For TIL 200, the most frequent malignancy was pancreatic cancer (EAIR: 0.10; CI: 0.00–0.24/2). In both TIL groups, bladder transitional cell carcinoma, breast cancer, papillary thyroid cancer, and rectal adenocarcinoma had EAIR of 0.05 (CI: 0.00–0.15/1) , with the same values for metastatic breast cancer and prostate cancer in the TIL 200 group and for acute myeloid leukaemia, diffuse large B-cell carcinoma, leiomyosarcoma, malignant melanoma in situ, non-Hodgkin’s lymphoma, ovarian cancer, and thyroid cancer in the TIL 100 group. In the etanercept group, EAIR were 0.65 (CI: 0.00–1.96/1 ) for both breast cancer and lung adenocarcinoma.
The highest EAIR for NMSC was 1.30 in the etanercept group. The EAIR in the other groups were placebo (0.97), TIL 100 (0.50), and TIL 200 (0.49) (Table 1). The most frequent NMSC was basal cell carcinoma, with EAIR of 0.34 (CI: 0.08–0.60/7) with TIL 200, 0.30 (CI: 0.05–0.54/6) with TIL 100, 1.30 (CI: 0.00–3.15/2) with etanercept, and 0.49 (CI: 0.00–1.46/1) with the placebo. The second most frequent NMSC was squamous cell carcinoma of the skin: TIL 200: 2.0 (CI: 0.00–0.24/2); TIL 100: 0.15 (CI: 0.00–0.32/3); placebo: 0.49 (CI: 0.00–1.46/1). Bowen’s disease occurred with an EAIR of 0.05 (CI: 0.00–0.15/1) in the TIL 200 group and 0.10 (CI: 0.00–0.24/2) in the TIL 100 group, with an EAIR of 0.05 (CI: 0.00–0.15/1) for squamous cell carcinoma in situ of the skin in the TIL 100 group.
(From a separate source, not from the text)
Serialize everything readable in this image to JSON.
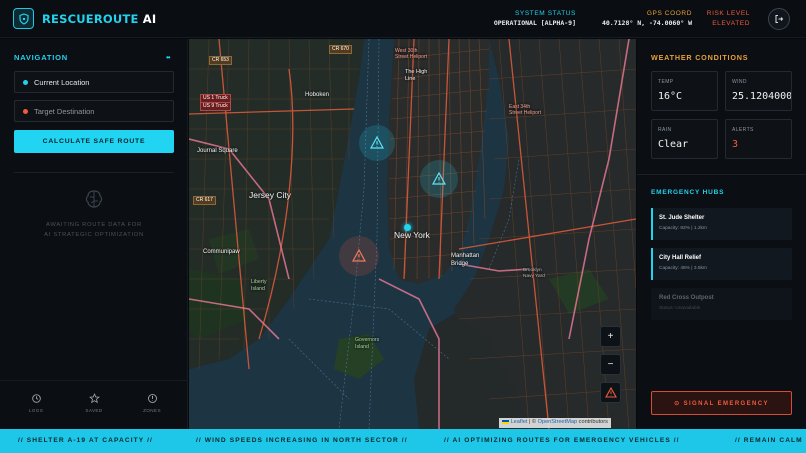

Compared to etanercept and placebo, both 100 mg and 200 mg doses of tildrakizumab demonstrated low rates of malignancies over time.
Efficacy trials of tildrakizumab following 52 weeks use show PASI ≥75 was maintained in >85% of those who initially responded to tildrakizumab 100 mg or 200 mg by 16 weeks.2 Here, low incidence rates of MACE, severe infections, and malignancies were observed in individuals with moderate-to-severe plaque psoriasis administered tildrakizumab for up to 148 weeks, comparable to rates for individuals treated with either etanercept or placebo. As such, the long-term safety profile of tildrakizumab is favourable.